If Congress approves the measure, which would put states in control of welfare policies, impose a two-year limit on welfare benefits and reduce food stamps and cash assistance to the poor, the religious leaders said President Clinton should veto the bill.
"This bill is not about ending welfare as we know it; it's about creating child poverty as we haven't seen it," said the Rev. David Beckmann, president of Bread for the World, the nation's largest grass-roots Christian anti-hunger network.
"We are appalled by indications that President Clinton, former Sen. Bob Dole and many congressional leaders are supportive of nutrition and welfare cuts that would likely push an additional 1-million children into poverty," Beckmann said.
As Beckmann and the other religious leaders spoke, the House began debating its version of the welfare bill, a measure that was expected to pass. The Senate was expected to take up the issue Thursday and to quickly pass a bill.
Republicans challenged the opponents' contentions that the bill would throw more children into poverty.
"We live in a world where children have no hope for tomorrow," said Rep. Bill Kolbe, R-Ariz. "This bill ends long-term (welfare) dependency; this bill restores power and flexibility to the states."
But the religious leaders rejected the GOP arguments.
"This bill is . . . a bunch of sound bites thrown together as a piece of legislation," said John Carr, secretary for social development and world peace for the U.S. Catholic Conference, the Roman Catholic bishops social policy arm.
"It reflects the needs of politicians rather than the needs of the poor."
Both Clinton and the GOP-led Congress have promised to "end welfare as we know it" and promote the movement of poor people from welfare to work.
The pending House bill cuts $60-billion from welfare and nutrition programs over the next six years, including about $26-billion from the food stamp program.
The measure would end the 60-year-old Aid to Families with Dependent Children program, the main cash assistance program for the estimated 12.8-million people on welfare, including 8.8-million children. Rather, it would provide states a lump sum of money, or block grants, to devise their own welfare programs. While giving states such flexibility, the measure would impose strict limits on the time a family can be on welfare and would deny benefits to children if the mother becomes pregnant while on welfare, a provision known as the "family cap."
The "family cap" has come under particular criticism by religious groups because they think it punishes children for their mother's behavior. The Catholic bishops also argue that it will lead to an increase in abortions.
"Under this provision," said Carr, "many states will tell a young woman "we'll pay for your abortion, but we will not help you raise your child in dignity.' "
The religious coalition has fought the GOP proposals since they were first announced two years ago and was influential in persuading Clinton to veto earlier versions of the bill. Clinton has sent mixed signals about the current legislation. Wednesday, the White House said Clinton had a dozen objections to the bill and urged the House to adopt a version with more moderate cuts.

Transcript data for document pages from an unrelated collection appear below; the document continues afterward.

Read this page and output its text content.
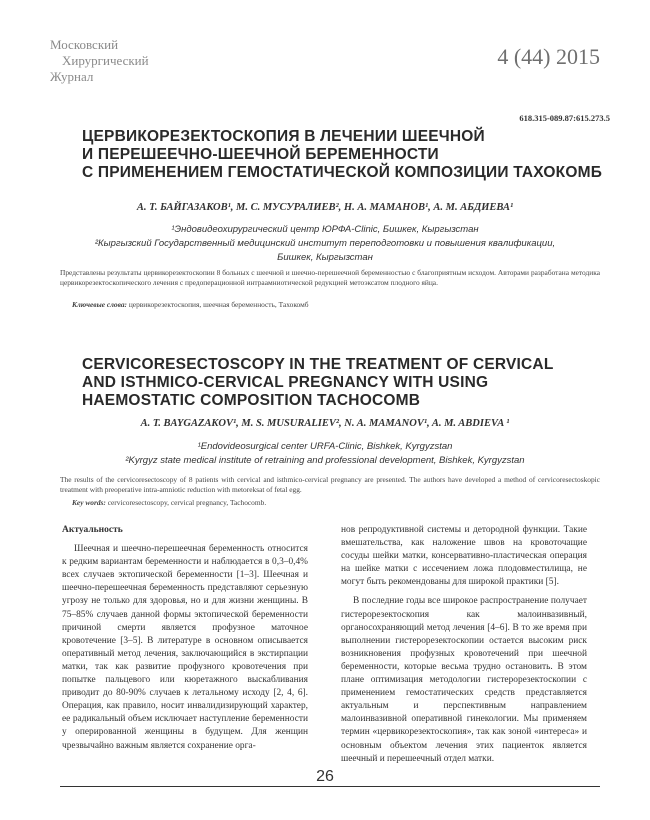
Московский
Хирургический
Журнал
4 (44) 2015
618.315-089.87:615.273.5
ЦЕРВИКОРЕЗЕКТОСКОПИЯ В ЛЕЧЕНИИ ШЕЕЧНОЙ
И ПЕРЕШЕЕЧНО-ШЕЕЧНОЙ БЕРЕМЕННОСТИ
С ПРИМЕНЕНИЕМ ГЕМОСТАТИЧЕСКОЙ КОМПОЗИЦИИ ТАХОКОМБ
А. Т. БАЙГАЗАКОВ¹, М. С. МУСУРАЛИЕВ², Н. А. МАМАНОВ¹, А. М. АБДИЕВА¹
¹Эндовидеохирургический центр ЮРФА-Clinic, Бишкек, Кыргызстан
²Кыргызский Государственный медицинский институт переподготовки и повышения квалификации,
Бишкек, Кыргызстан
Представлены результаты цервикорезектоскопии 8 больных с шеечной и шеечно-перешеечной беременностью с благоприятным исходом. Авторами разработана методика цервикорезектоскопического лечения с предоперационной интраамниотической редукцией метоэксатом плодного яйца.
Ключевые слова: цервикорезектоскопия, шеечная беременность, Тахокомб
CERVICORESECTOSCOPY IN THE TREATMENT OF CERVICAL
AND ISTHMICO-CERVICAL PREGNANCY WITH USING
HAEMOSTATIC COMPOSITION TACHOCOMB
A. T. BAYGAZAKOV¹, M. S. MUSURALIEV², N. A. MAMANOV¹, A. M. ABDIEVA ¹
¹Endovideosurgical center URFA-Clinic, Bishkek, Kyrgyzstan
²Kyrgyz state medical institute of retraining and professional development, Bishkek, Kyrgyzstan
The results of the cervicoresectoscopy of 8 patients with cervical and isthmico-cervical pregnancy are presented. The authors have developed a method of cervicoresectoskopic treatment with preoperative intra-amniotic reduction with metoreksat of fetal egg.
Key words: cervicoresectoscopy, cervical pregnancy, Tachocomb.

Актуальность

Шеечная и шеечно-перешеечная беременность относится к редким вариантам беременности и наблюдается в 0,3–0,4% всех случаев эктопической беременности [1–3]. Шеечная и шеечно-перешеечная беременность представляют серьезную угрозу не только для здоровья, но и для жизни женщины. В 75–85% случаев данной формы эктопической беременности причиной смерти является профузное маточное кровотечение [3–5]. В литературе в основном описывается оперативный метод лечения, заключающийся в экстирпации матки, так как развитие профузного кровотечения при попытке пальцевого или кюретажного выскабливания приводит до 80-90% случаев к летальному исходу [2, 4, 6]. Операция, как правило, носит инвалидизирующий характер, ее радикальный объем исключает наступление беременности у оперированной женщины в будущем. Для женщин чрезвычайно важным является сохранение орга-

нов репродуктивной системы и детородной функции. Такие вмешательства, как наложение швов на кровоточащие сосуды шейки матки, консервативно-пластическая операция на шейке матки с иссечением ложа плодовместилища, не могут быть рекомендованы для широкой практики [5].

В последние годы все широкое распространение получает гистерорезектоскопия как малоинвазивный, органосохраняющий метод лечения [4–6]. В то же время при выполнении гистерорезектоскопии остается высоким риск возникновения профузных кровотечений при шеечной беременности, которые весьма трудно остановить. В этом плане оптимизация методологии гистерорезектоскопии с применением гемостатических средств представляется актуальным и перспективным направлением малоинвазивной оперативной гинекологии. Мы применяем термин «цервикорезектоскопия», так как зоной «интереса» и основным объектом лечения этих пациенток является шеечный и перешеечный отдел матки.

26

Beckmann said the group is seeking a meeting with Clinton but has not heard from the White House.
Sister Christine Vladimiroff, president of Second Harvest, a network of 181 regional food banks serving 26-million Americans annually, said the sharp reduction in the food stamp program would mean "20-billion fewer meals for hungry Americans" over the next six years.
"That is an unacceptable proposition in a nation with too many hungry people already," she said.
Critics of the bill cited moral as well as policy arguments.
"If there is one central principle of economic justice that dominates the 3,000 years of Jewish and communal practice, it is this: The moral test of any society is what its economic and social policies do for the most vulnerable of God's children, and above all, the children of God's children," said Rabbi David Saperstein, director of the Religious Action Center of Reform Judaism.
The Rev. Joan Brown Campbell, general secretary of the National Council of Churches, echoed Saperstein, saying: "Our spiritual heritage charges us to care for all, especially those caught in poverty. . . . The moral vision that claims us has led us to craft a society committed to providing for and protecting the poor, the vulnerable, the children, the elderly, the strangers in our midst."